Fishing restrictions are in place on Klamath River
It used to be that some of the hottest salmon fishing in the fall occurred on the Klamath River. Campgrounds were packed, and the mouth of the Klamath literally was a sea of boats.
A limit of Chinook salmon was the rule rather than the exception. To preserve the freshly caught salmon, many anglers would immediately can the fish to go out the next day and limit again.
Slowly, the huge numbers of fish dwindled. Because of fewer and fewer fish returning to the river system, fewer and fewer anglers went to the Klamath River.
And then the whole West Coast salmon fishery collapsed. For two years, there was no salmon fishing season at all, commercial or sport.
This year, the salmon fishery completely reopened for all the major ports, from Monterey north to the Oregon border.
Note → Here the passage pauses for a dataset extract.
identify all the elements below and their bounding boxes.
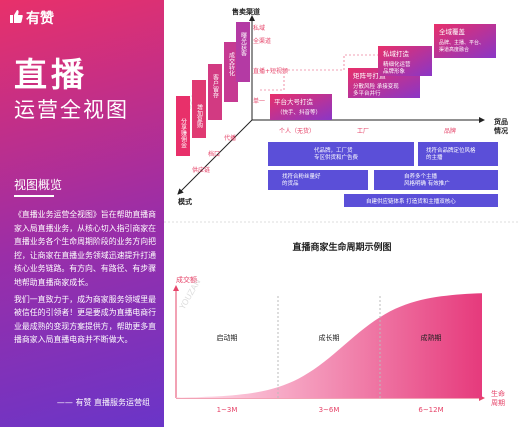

While salmon were caught, the jury is still out on just how successful the fishery was.
The salmon that didn’t find themselves impaled on an angler’s hook and are hitting the 3- to 4-year-old bracket are coming up their native rivers to spawn and die. Just about any river that has salmon still faces pretty heavy angler pressure.
While there are no restrictions on salmon fishing on local rivers, such as the Sacramento, American and Feather, an imposed limit of 3,950 adult salmon was allowed on the Klamath. Once that number was reached or expected to be reached, a new size limit automatically would be triggered.
Today, anglers may no longer keep an adult fall-run Chinook salmon that is 22 inches or more along the river’s lower 40 miles.
The Department of Fish and Game says it’s encouraged by the Klamath River’s salmon returns so far this year. Some anglers may be disappointed with the new restrictions, but the early reports of salmon returns means there are more fish in the river.
The allotment of 3,950 is half the number of adult fish allotted to recreational anglers. The other half is available to recreational anglers above the Highway 96 Bridge to Weitchpec and on the Trinity River.
Salmon: The upper Sacramento River in the Red Bluff area has been outstanding. Two-fish limits have been common. Most are still back trolling lures such as a Kwikfish, but those soaking a big gob of roe are also getting bit well. There are several jacks — small salmon — in the mix, and then there’s the super lunker more than 40 pounds that wants to snap your rod.
Rod-bending action on and near the mouth of the American River has been spotty. There’s a flurry of action when a run moves through, then it goes dead and it’s a big waiting game again.
The Feather River, especially around Shanghai Bend and in the Gridley area, has increased, mainly because of increased flows.
The whole salmon fishery should improve with the storms that came through mid-week. Rains that cause cooler weather and cools the water usually has a profound effect on the fishery.
Lake Pardee: If you want to hit this close-by lake, you have just about a month. Owned and operated by the East Bay Municipal District, the lake is closed to all access each year, and that includes fishing. This year, the closure is slated for the end of the day Sunday, Nov. 6. The lake is heavily planted with trout — weekly private plantings and those made by the DFG — but down to the last 30 days of operations, all plants have ended for this season.
Most of the current fishing success is coming from boaters working the eastern side of the lake from the Sugar Bowl through the Narrows and a bit beyond Mel’s Cove. Others have been trolling the mouth of the river and up to Twin Coves. Drop anchor way up the river, around Columbia, and dunk eggs, crawlers or Power Bait.
Lake Camanche: Big trout derby on Saturday, Oct. 15. Derby fishing hours will be from 7 a.m. until 3 p.m. One trout will have a $25,000 tag. Another nine trout will be tagged worth other prizes. There will be cash prizes for the biggest stringers for first, second and third place.
The derby might be considered a tad pricey at $30, but your entry fee will qualify you for the prizes, a BBQ lunch and a raffle ticket. For information, contact the North Shore at (209) 763-5166.
Currently, the top fishing action is along the buoy line at the dam for those trolling with downriggers set at the 40-foot level. Hauling a grub works well.
Lake Davis: Lake level is still excellent, and the trolling action has been rated good. With the cooling weather, you only need to get down maybe nine feet with just about any flashy little lure. Lots of 16-inch trout willing to hammer your lure with some of the bigger fish hitting 19. Nearby Frenchman Lake also has good rod-bending action, but you’ll need to get down as much as 25 feet in the channel. Again, the best action is for trollers working the region around Turkey Point. Keep at it and you can limit.
Ice House Reservoir: It’s an extremely popular lake for anglers. While the lake was heavily planted all summer, the catching has been totally slow. The storms this week, however, should turn around things. The lake has been dropping and is now under 70 percent of capacity. The bite is happening all over Loon Lake — at the upper end of the Crystal Basin lakes — and with the storms, it will get better. Get an early start and you can pick up a limit in under an hour. Small flashers in front of a two-inch grub or crawler should get you bit quickly.